Conclusão do especialista
O diagnóstico e tratamento precoces comprovadamente aumentam a sobrevida e melhoram a qualidade de vida dos portadores de DF. Contudo, a consecução desses objetivos está diretamente relacionada à organização da rede de assistência aos portadores de DF em todos os estados da União, por meio da formação de centros de referência especializados capazes de oferecer atendimento global, multidisciplinar e multiprofissional. Nesse sentido, o desenvolvimento de políticas públicas e de outras ações que considerem os aspectos socioeconômicos e culturais, e as questões assistenciais relacionadas à DF, assim como o comprometimento dos órgãos de saúde competentes, dos profissionais de saúde e das entidades representantes dos pacientes, são fatores fundamentais e determinantes para a melhora da atenção aos portadores de DF.

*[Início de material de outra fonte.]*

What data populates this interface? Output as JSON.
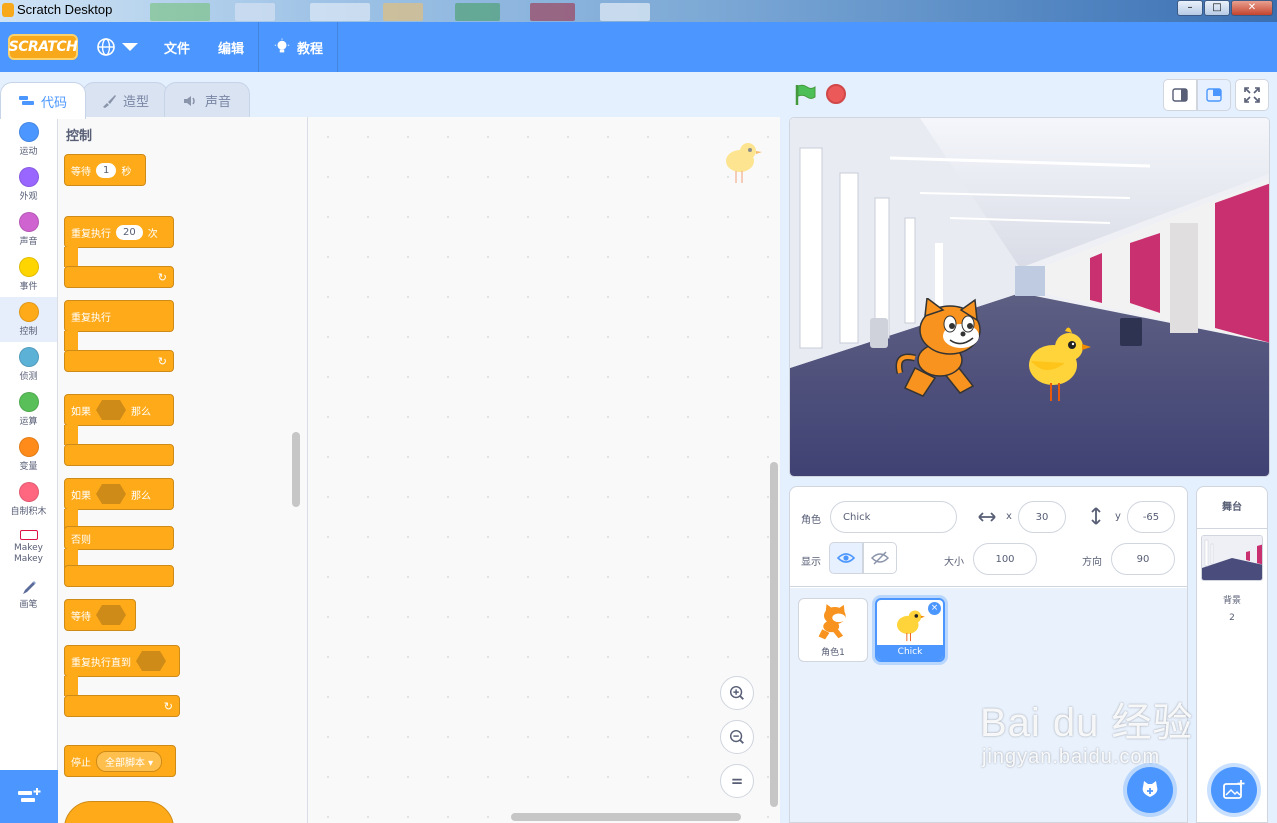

As Diretrizes Brasileiras para o Uso do Doppler Transcraniano em Crianças e Adolescentes Portadores de Doença Falciforme inserem-se dentro desse contexto, caracterizando-se por uma iniciativa que teve a colaboração dos principais especialistas nas áreas de diagnóstico e tratamento da DF, com a participação de responsáveis por órgãos de saúde pública, sociedades médicas de abrangência nacional, e a presença de representantes de entidades de apoio aos portadores de DF. Além disso, o desenvolvimento das Diretrizes caracterizou-se pela inclusão de participantes de diversas regiões do País e com atuações em diferentes segmentos de atenção à saúde, de forma a maximizar a possibilidade de aplicação universal e irrestrita dessas Diretrizes. A adoção das Diretrizes Brasileiras para o Uso do Doppler Transcraniano em Crianças e Adolescentes Portadores de Doença Falciforme poderá resultar em redução do risco de desenvolvimento de AVE nessa população de doentes, conforme demonstrado pelas evidências científicas, contribuindo para diminuir a morbidade e mortalidade e para a melhora da qualidade de vida dos pacientes com DF.